Entah bagaimana ceritanya Untsa dan saya tersasar ke sini. Pada mulanya sih kami hanya akan mengunjungi museum-museum saja tetapi malah masuk ke sebuah pameran lukisan di Kota Tua. Bukan soal itu, tetapi harga tiketnya yang lumayan mahal seharusnya membuat kami mundur, bukannya malah terus melenggang santai.
Kota Tua bukan hanya sekedar museum dan bangunan tua. Ini adalah ketel lelehan, tempat berbaurnya anak-anak muda, pedagang kaki lima, seniman jalanan, hingga para pengemis profesional. Di tangga popularitasnya yang terus terkerek naik, Kota Tua pun kini jadi singgahan bagi para seniman kelas atas yang tidak segan-segan menyewa gedung untuk mengadakan pameran partikelir selama satu dua minggu.

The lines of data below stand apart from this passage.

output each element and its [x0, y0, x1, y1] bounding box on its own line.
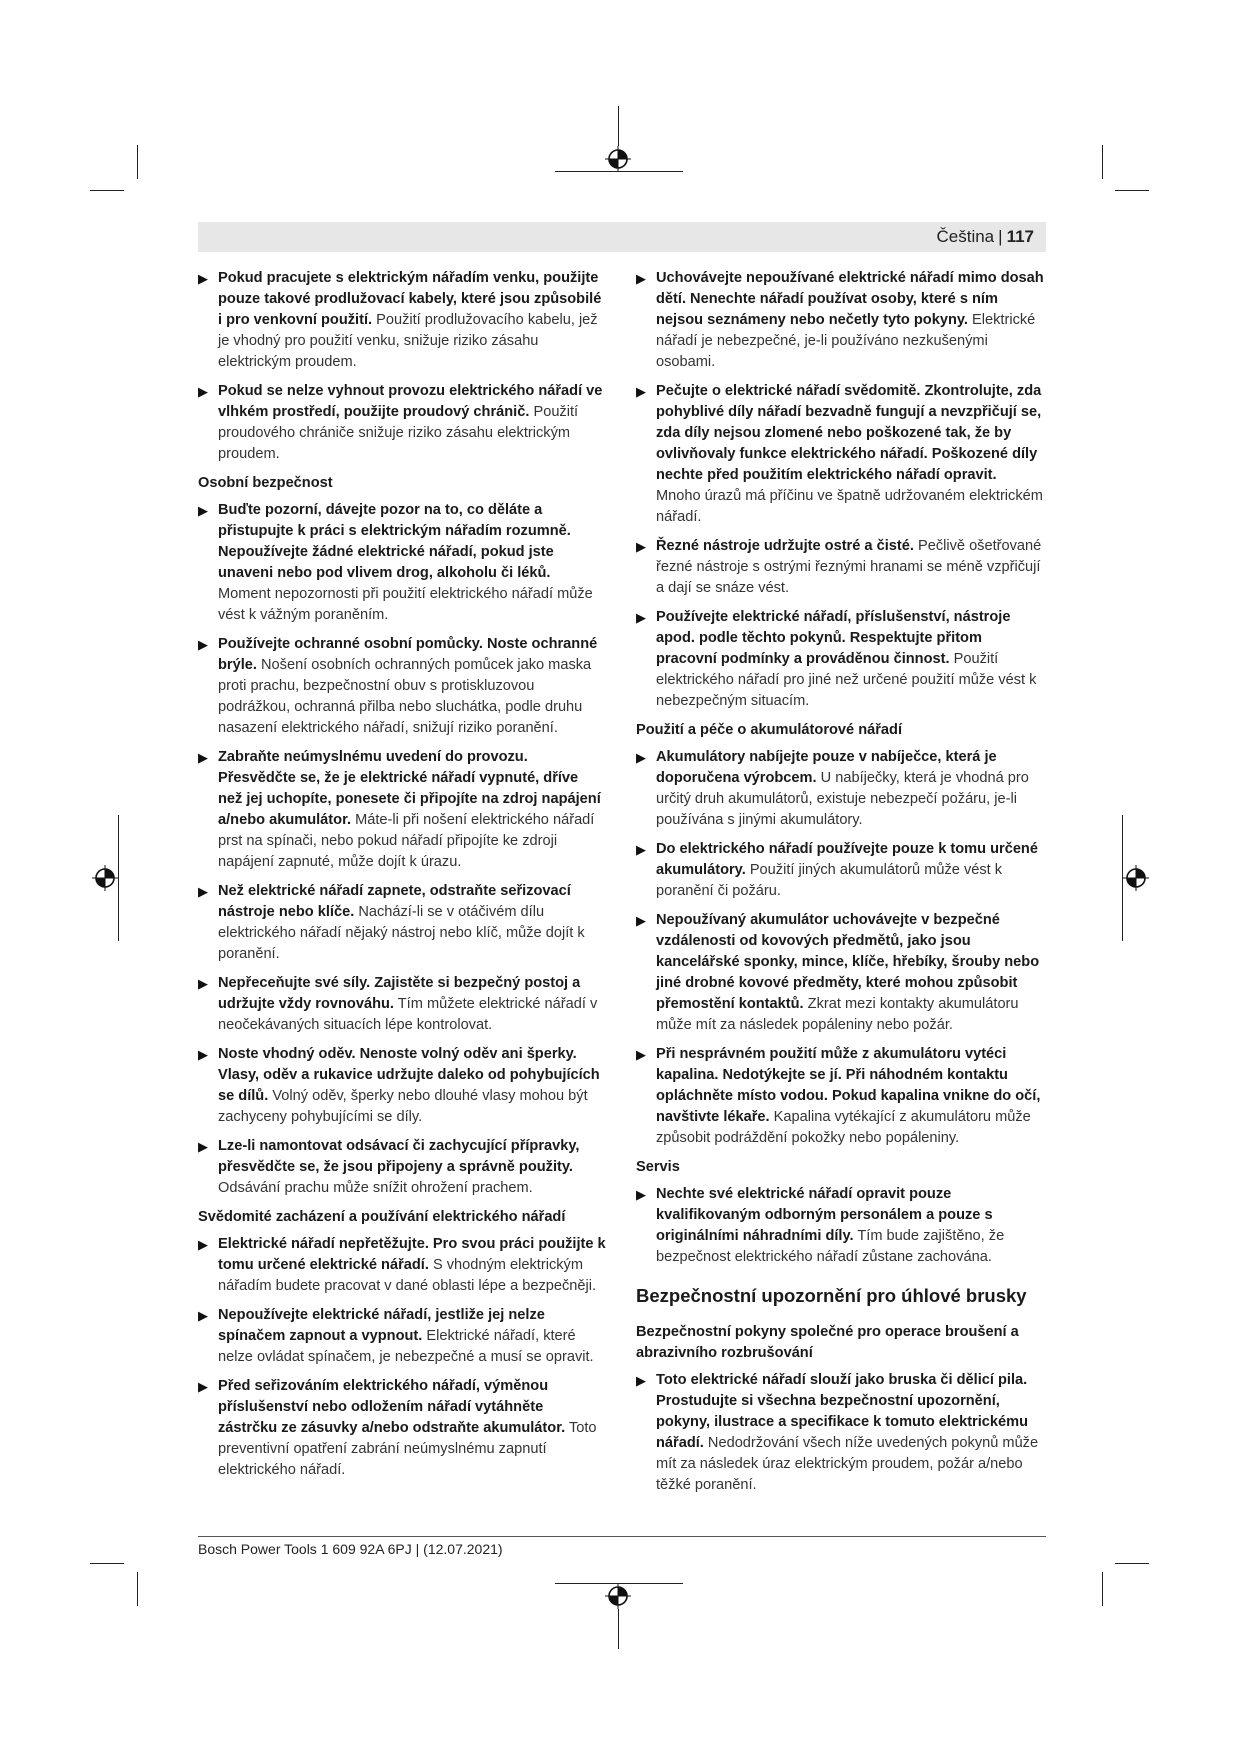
item-bold: Pečujte o elektrické nářadí svědomitě. Zkontrolujte, zda pohyblivé díly nářadí bezvadně fungují a nevzpřičují se, zda díly nejsou zlomené nebo poškozené tak, že by ovlivňovaly funkce elektrického nářadí. Poškozené díly nechte před použitím elektrického nářadí opravit. [656, 383, 1042, 483]
bullet-icon: ▶ [636, 610, 646, 625]
bullet-icon: ▶ [198, 271, 208, 286]
item-bold: Nepoužívejte elektrické nářadí, jestliže jej nelze spínačem zapnout a vypnout. [218, 1307, 545, 1344]
bullet-icon: ▶ [636, 750, 646, 765]
item-bold: Noste vhodný oděv. Nenoste volný oděv ani šperky. Vlasy, oděv a rukavice udržujte daleko od pohybujících se dílů. [218, 1046, 600, 1104]
crop-mark [137, 145, 138, 179]
list-item [198, 973, 606, 1036]
footer-rule [198, 1536, 1046, 1537]
section-heading: Použití a péče o akumulátorové nářadí [636, 722, 903, 738]
bullet-icon: ▶ [198, 1379, 208, 1394]
crop-mark [1115, 190, 1149, 191]
bullet-icon: ▶ [636, 842, 646, 857]
bullet-icon: ▶ [636, 913, 646, 928]
list-item [636, 1184, 1044, 1268]
list-item [198, 268, 606, 373]
registration-mark-bottom-icon [605, 1583, 631, 1609]
item-text: Elektrické nářadí, které nelze ovládat spínačem, je nebezpečné a musí se opravit. [218, 1328, 594, 1365]
item-text: Použití proudového chrániče snižuje riziko zásahu elektrickým proudem. [218, 404, 579, 462]
list-item [636, 839, 1044, 902]
bullet-icon: ▶ [198, 384, 208, 399]
list-item [198, 1376, 606, 1481]
item-text: Kapalina vytékající z akumulátoru může způsobit podráždění pokožky nebo popáleniny. [656, 1109, 1031, 1146]
right-column [636, 268, 1044, 1504]
crop-mark [555, 1583, 683, 1584]
page-number: 117 [1006, 227, 1034, 246]
list-item [198, 747, 606, 873]
bullet-icon: ▶ [198, 750, 208, 765]
bullet-icon: ▶ [636, 271, 646, 286]
item-text: Zkrat mezi kontakty akumulátoru může mít za následek popáleniny nebo požár. [656, 996, 1019, 1033]
registration-mark-right-icon [1123, 865, 1149, 891]
item-text: Toto preventivní opatření zabrání neúmyslnému zapnutí elektrického nářadí. [218, 1420, 597, 1478]
list-item [198, 634, 606, 739]
item-bold: Před seřizováním elektrického nářadí, výměnou příslušenství nebo odložením nářadí vytáhněte zástrčku ze zásuvky a/nebo odstraňte akumulátor. [218, 1378, 566, 1436]
item-text: Moment nepozornosti při použití elektrického nářadí může vést k vážným poraněním. [218, 586, 593, 623]
item-text: Tím můžete elektrické nářadí v neočekávaných situacích lépe kontrolovat. [218, 996, 598, 1033]
bullet-icon: ▶ [636, 1047, 646, 1062]
item-text: Použití jiných akumulátorů může vést k poranění či požáru. [656, 862, 1003, 899]
bullet-icon: ▶ [636, 1187, 646, 1202]
item-text: Nachází-li se v otáčivém dílu elektrického nářadí nějaký nástroj nebo klíč, může dojít k poranění. [218, 904, 585, 962]
section-heading: Svědomité zacházení a používání elektrického nářadí [198, 1209, 566, 1225]
section-heading: Bezpečnostní pokyny společné pro operace broušení a abrazivního rozbrušování [636, 1324, 1019, 1361]
bullet-icon: ▶ [198, 1139, 208, 1154]
list-item [198, 500, 606, 626]
list-item [198, 1234, 606, 1297]
item-text: Nošení osobních ochranných pomůcek jako maska proti prachu, bezpečnostní obuv s protiskluzovou podrážkou, ochranná přilba nebo sluchátka, podle druhu nasazení elektrického nářadí, snižují riziko poranění. [218, 657, 592, 736]
crop-mark [1102, 145, 1103, 179]
list-item [636, 607, 1044, 712]
item-bold: Do elektrického nářadí používejte pouze k tomu určené akumulátory. [656, 841, 1038, 878]
item-text: S vhodným elektrickým nářadím budete pracovat v dané oblasti lépe a bezpečněji. [218, 1257, 597, 1294]
item-text: Použití prodlužovacího kabelu, jež je vhodný pro použití venku, snižuje riziko zásahu elektrickým proudem. [218, 312, 598, 370]
left-column [198, 268, 606, 1489]
item-bold: Zabraňte neúmyslnému uvedení do provozu. Přesvědčte se, že je elektrické nářadí vypnuté, dříve než jej uchopíte, ponesete či připojíte na zdroj napájení a/nebo akumulátor. [218, 749, 601, 828]
item-bold: Elektrické nářadí nepřetěžujte. Pro svou práci použijte k tomu určené elektrické nářadí. [218, 1236, 606, 1273]
item-text: Máte-li při nošení elektrického nářadí prst na spínači, nebo pokud nářadí připojíte ke zdroji napájení zapnuté, může dojít k úrazu. [218, 812, 595, 870]
list-item [636, 747, 1044, 831]
list-item [636, 910, 1044, 1036]
item-text: Odsávání prachu může snížit ohrožení prachem. [218, 1180, 533, 1196]
item-bold: Používejte ochranné osobní pomůcky. Noste ochranné brýle. [218, 636, 598, 673]
crop-mark [1115, 1563, 1149, 1564]
header-separator: | [998, 227, 1003, 246]
list-item [636, 1044, 1044, 1149]
list-item [198, 1305, 606, 1368]
item-text: Tím bude zajištěno, že bezpečnost elektrického nářadí zůstane zachována. [656, 1228, 1005, 1265]
bullet-icon: ▶ [198, 1308, 208, 1323]
bullet-icon: ▶ [198, 637, 208, 652]
item-text: Pečlivě ošetřované řezné nástroje s ostrými řeznými hranami se méně vzpřičují a dají se snáze vést. [656, 538, 1042, 596]
header-text [937, 227, 1035, 247]
item-bold: Toto elektrické nářadí slouží jako bruska či dělicí pila. Prostudujte si všechna bezpečnostní upozornění, pokyny, ilustrace a specifikace k tomuto elektrickému nářadí. [656, 1372, 1029, 1451]
header-language: Čeština [936, 227, 995, 246]
item-text: Mnoho úrazů má příčinu ve špatně udržovaném elektrickém nářadí. [656, 488, 1043, 525]
list-item [636, 536, 1044, 599]
item-text: U nabíječky, která je vhodná pro určitý druh akumulátorů, existuje nebezpečí požáru, je-li používána s jinými akumulátory. [656, 770, 1029, 828]
crop-mark [1122, 815, 1123, 941]
bullet-icon: ▶ [636, 539, 646, 554]
item-bold: Nepřeceňujte své síly. Zajistěte si bezpečný postoj a udržujte vždy rovnováhu. [218, 975, 581, 1012]
item-bold: Pokud se nelze vyhnout provozu elektrického nářadí ve vlhkém prostředí, použijte proudový chránič. [218, 383, 603, 420]
list-item [198, 381, 606, 465]
crop-mark [1102, 1572, 1103, 1606]
section-heading: Servis [636, 1159, 680, 1175]
list-item [198, 1136, 606, 1199]
item-text: Volný oděv, šperky nebo dlouhé vlasy mohou být zachyceny pohybujícími se díly. [218, 1088, 588, 1125]
item-bold: Než elektrické nářadí zapnete, odstraňte seřizovací nástroje nebo klíče. [218, 883, 571, 920]
item-bold: Akumulátory nabíjejte pouze v nabíječce, která je doporučena výrobcem. [656, 749, 997, 786]
bullet-icon: ▶ [636, 384, 646, 399]
item-bold: Řezné nástroje udržujte ostré a čisté. [656, 538, 914, 554]
crop-mark [90, 1563, 124, 1564]
bullet-icon: ▶ [198, 503, 208, 518]
item-bold: Nepoužívaný akumulátor uchovávejte v bezpečné vzdálenosti od kovových předmětů, jako jsou kancelářské sponky, mince, klíče, hřebíky, šrouby nebo jiné drobné kovové předměty, které mohou způsobit přemostění kontaktů. [656, 912, 1040, 1012]
item-bold: Při nesprávném použití může z akumulátoru vytéci kapalina. Nedotýkejte se jí. Při náhodném kontaktu opláchněte místo vodou. Pokud kapalina vnikne do očí, navštivte lékaře. [656, 1046, 1041, 1125]
item-bold: Používejte elektrické nářadí, příslušenství, nástroje apod. podle těchto pokynů. Respektujte přitom pracovní podmínky a prováděnou činnost. [656, 609, 1011, 667]
crop-mark [118, 815, 119, 941]
item-text: Použití elektrického nářadí pro jiné než určené použití může vést k nebezpečným situacím. [656, 651, 1037, 709]
item-bold: Lze-li namontovat odsávací či zachycující přípravky, přesvědčte se, že jsou připojeny a správně použity. [218, 1138, 580, 1175]
crop-mark [618, 1609, 619, 1649]
list-item [198, 881, 606, 965]
item-text: Elektrické nářadí je nebezpečné, je-li používáno nezkušenými osobami. [656, 312, 1036, 370]
registration-mark-left-icon [92, 865, 118, 891]
crop-mark [90, 190, 124, 191]
bullet-icon: ▶ [636, 1373, 646, 1388]
section-heading: Osobní bezpečnost [198, 475, 333, 491]
item-bold: Uchovávejte nepoužívané elektrické nářadí mimo dosah dětí. Nenechte nářadí používat osoby, které s ním nejsou seznámeny nebo nečetly tyto pokyny. [656, 270, 1044, 328]
page-header [198, 222, 1046, 252]
list-item [636, 268, 1044, 373]
crop-mark [137, 1572, 138, 1606]
list-item [636, 1370, 1044, 1496]
item-bold: Buďte pozorní, dávejte pozor na to, co děláte a přistupujte k práci s elektrickým nářadím rozumně. Nepoužívejte žádné elektrické nářadí, pokud jste unaveni nebo pod vlivem drog, alkoholu či léků. [218, 502, 571, 581]
footer-text: Bosch Power Tools 1 609 92A 6PJ | (12.07.2021) [198, 1541, 503, 1557]
item-bold: Nechte své elektrické nářadí opravit pouze kvalifikovaným odborným personálem a pouze s originálními náhradními díly. [656, 1186, 993, 1244]
bullet-icon: ▶ [198, 976, 208, 991]
bullet-icon: ▶ [198, 1237, 208, 1252]
list-item [636, 381, 1044, 528]
item-bold: Pokud pracujete s elektrickým nářadím venku, použijte pouze takové prodlužovací kabely, které jsou způsobilé i pro venkovní použití. [218, 270, 602, 328]
item-text: Nedodržování všech níže uvedených pokynů může mít za následek úraz elektrickým proudem, požár a/nebo těžké poranění. [656, 1435, 1039, 1493]
chapter-heading: Bezpečnostní upozornění pro úhlové brusky [636, 1285, 1027, 1306]
bullet-icon: ▶ [198, 1047, 208, 1062]
registration-mark-top-icon [605, 146, 631, 172]
crop-mark [618, 106, 619, 146]
crop-mark [555, 171, 683, 172]
list-item [198, 1044, 606, 1128]
bullet-icon: ▶ [198, 884, 208, 899]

Jujur saja, saya tidak paham seni. Apabila disuruh membedakan antara coret-moret anak TK dengan lukisan abstrak, besar kemungkinan saya akan kesulitan menebak. Tetapi nggak apalah saya mengunjungi pameran ini, karena toh barangkali ada sedikit atau dua dikit yang pelajaran yang bisa saya peroleh darinya.
“Barong dan Rangda, banyak sekali,” ucap saya kepada Untsa yang sibuk sendiri dengan kameranya, “Banyak sekali lukisan-lukisan di sini yang terinspirasi dari kebudayaan Bali nampaknya.”
Perlu sekitar setengah jam untuk saya untuk menavigasi pameran ini, satu demi satu gambar. Mungkin lantaran pemahaman saya yang serba cethek akibatnya saya tidak berlama-lama di hadapan masing-masing karya. Buat apa lama-lama karena semakin lama dipandang malah semakin membuat pusing kepala, kan?
Di ruang utama pameran ini ditaruh sebuah sofa panjang yang di depannya terpampang lukisan-lukisan ukuran ekstra besar, terpancang pada dinding lebarnya. Seusai mengitari pameran selazimnya orang akan duduk-duduk di sini sembari memesan makanan kecil atau minuman dari sebuah kantin yang ada di sebelahnya. Tetapi pada hari itu tidak ada orang.
“Sejujurnya, melihat-lihat lukisan bukan merupakan hiburan buat saya, karena malah tambah pusing,” kelakar saya kepada Untsa yang hanya ditanggapi dengan tawa renyah. Yah, mau bagaimana lagi.